Deutlich gestiegen sind Verstöße gegen die Schifffahrtsordnung, etwa die Einhaltung des Mindestabstands zum Ufer oder der unzulässige Einsatz so genannter Flautenschieber an Segelbooten. 52 waren es 2017, 83 in diesem Jahr bisher. Die Ahndung solcher Vergehen obliegt dem Landratsamt. Fälle für die Staatsanwaltschaft gab es heuer nur drei nach sechs im Vorjahr. Dazu gehörte auch der auswärtige Segler, der nach einer Kontrolle den Beamten „Sieg heil“ zurief. Bootsunfälle sind trotz voller Seen eher die Ausnahme: Dreimal musste die Polizei deswegen tätig werden.

„Deutlich nach oben“ ist die Zahl der Vergehen auf dem Ammersee – auch dort war die Polizei an den vielen Sommertagen öfter unterwegs als in anderen Sommern – die Zahl hat sich vervierfacht auf bisher 36. Von null auf 30 stieg die Zahl der Fischereiverstöße, erklärte Dießens stellvertretender Inspektionsleiter Boris Netschajew auf Anfrage. Und der tragische Teil der Bilanz: Im Ammersee starben dieses Jahr drei Menschen, ein Schwimmer und zwei Segler. Letztere wurden an einem Tag Opfer eines Unwetters.
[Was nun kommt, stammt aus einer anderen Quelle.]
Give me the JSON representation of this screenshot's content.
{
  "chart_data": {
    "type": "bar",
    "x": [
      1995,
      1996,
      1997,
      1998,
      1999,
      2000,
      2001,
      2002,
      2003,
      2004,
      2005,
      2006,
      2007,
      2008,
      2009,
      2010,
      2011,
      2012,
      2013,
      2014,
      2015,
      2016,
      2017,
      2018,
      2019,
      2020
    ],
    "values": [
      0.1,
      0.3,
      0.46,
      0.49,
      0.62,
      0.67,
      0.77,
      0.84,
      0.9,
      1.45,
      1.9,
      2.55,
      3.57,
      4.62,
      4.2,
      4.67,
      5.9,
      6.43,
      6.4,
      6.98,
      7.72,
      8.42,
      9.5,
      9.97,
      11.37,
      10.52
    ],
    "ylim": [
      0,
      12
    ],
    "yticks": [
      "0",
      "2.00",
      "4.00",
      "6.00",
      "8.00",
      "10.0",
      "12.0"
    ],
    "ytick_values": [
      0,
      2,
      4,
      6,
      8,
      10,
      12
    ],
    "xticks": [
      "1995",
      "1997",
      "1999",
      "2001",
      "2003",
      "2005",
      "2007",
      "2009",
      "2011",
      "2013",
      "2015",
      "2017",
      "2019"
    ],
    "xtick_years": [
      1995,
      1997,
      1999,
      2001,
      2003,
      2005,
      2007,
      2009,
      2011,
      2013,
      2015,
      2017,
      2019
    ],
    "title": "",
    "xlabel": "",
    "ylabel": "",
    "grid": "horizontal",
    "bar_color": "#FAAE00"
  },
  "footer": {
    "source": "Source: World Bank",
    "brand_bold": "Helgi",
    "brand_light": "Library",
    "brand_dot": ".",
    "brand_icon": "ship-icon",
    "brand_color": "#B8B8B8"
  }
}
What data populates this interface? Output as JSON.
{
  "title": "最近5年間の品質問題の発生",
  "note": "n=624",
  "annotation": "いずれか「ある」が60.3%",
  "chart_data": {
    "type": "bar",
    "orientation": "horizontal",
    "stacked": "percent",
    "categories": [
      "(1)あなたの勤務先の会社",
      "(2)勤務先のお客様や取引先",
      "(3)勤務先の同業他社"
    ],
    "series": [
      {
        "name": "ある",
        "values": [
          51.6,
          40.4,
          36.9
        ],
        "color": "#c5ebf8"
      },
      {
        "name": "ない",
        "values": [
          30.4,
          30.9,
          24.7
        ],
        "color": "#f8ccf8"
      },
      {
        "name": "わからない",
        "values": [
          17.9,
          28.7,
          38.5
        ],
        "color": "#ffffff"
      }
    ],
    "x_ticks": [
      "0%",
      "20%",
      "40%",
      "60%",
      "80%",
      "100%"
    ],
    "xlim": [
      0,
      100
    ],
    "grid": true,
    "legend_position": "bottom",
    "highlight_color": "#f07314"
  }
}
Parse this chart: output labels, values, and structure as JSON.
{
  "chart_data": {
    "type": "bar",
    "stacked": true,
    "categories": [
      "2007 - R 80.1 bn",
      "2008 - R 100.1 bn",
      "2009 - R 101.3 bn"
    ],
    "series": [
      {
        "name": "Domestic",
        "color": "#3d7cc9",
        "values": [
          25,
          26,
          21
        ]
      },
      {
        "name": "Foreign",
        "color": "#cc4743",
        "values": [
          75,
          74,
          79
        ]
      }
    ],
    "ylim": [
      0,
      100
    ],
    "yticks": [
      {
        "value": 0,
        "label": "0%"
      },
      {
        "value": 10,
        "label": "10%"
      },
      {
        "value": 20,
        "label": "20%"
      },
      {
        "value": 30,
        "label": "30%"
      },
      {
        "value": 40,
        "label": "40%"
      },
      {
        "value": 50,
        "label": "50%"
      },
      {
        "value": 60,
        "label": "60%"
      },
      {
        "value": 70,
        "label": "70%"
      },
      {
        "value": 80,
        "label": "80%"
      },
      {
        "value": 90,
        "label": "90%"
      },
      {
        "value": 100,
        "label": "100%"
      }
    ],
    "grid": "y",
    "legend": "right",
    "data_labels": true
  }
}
DLRG: „Das Jahr war nicht besonders gefährlich“

Unfallfrei verlief der Sommer auch auf den kleineren Seen nicht. Im Pilsensee ertrank ein Angler, der aus seinem Boot gestürzt war. Im Wörthsee kam eine chinesische Touristin ums Leben, die als Nichtschwimmerin mit einem SUP unterwegs war. Die Herrschinger Polizei nimmt an diesen beiden Seen die Wasserschutzpolizei-Aufgabe wahr und fährt regelmäßig auf dem Wörthsee Streife. Sie wird wie die Kollegen auf den großen Seen auch mit der Rücksichtslosigkeit von Wassersportlern konfrontiert. Trotz Bojen und Hinweisschildern fuhren vier heuer in Schutzzonen an der Mausinsel, erklärt Joachim Stähle von der Herrsching Inspektion. Das hat immer ein Verfahren zur Folge. Am Starnberger See gab es 23 solcher Fälle.

Stähle muss sich mit einem Phänomen nicht herumärgern: Badenden an Dampferstegen. Am Starnberger See beispielsweise fuhr die Wasserschutzpolizei 107-mal Stege zur Kontrolle an, um zumeist jugendliche Übermütige zu vertreiben. Am Ammersee zählt die Polizei die Kontrollen nicht, hat Netschajew zufolge aber immer mit Anzeigen deswegen zu tun. Die Zahl der Beschwerden sei heuer aber zurückgegangen.

Viele Einsätze verzeichneten auch die Wasserretter von DLRG und Wasserwachten. Die Steigerung sei wohl nicht dramatisch, sagt Walter Kohlenz von der DLRG; die Statistik werde jedoch erst am Jahresende erstellt. „Das Jahr war nicht besonders gefährlich“, meint er, wegen des Wetters kamen nur sehr viel mehr Menschen an die Seen. Dass dann auch mehr passiert, ist nicht überraschend.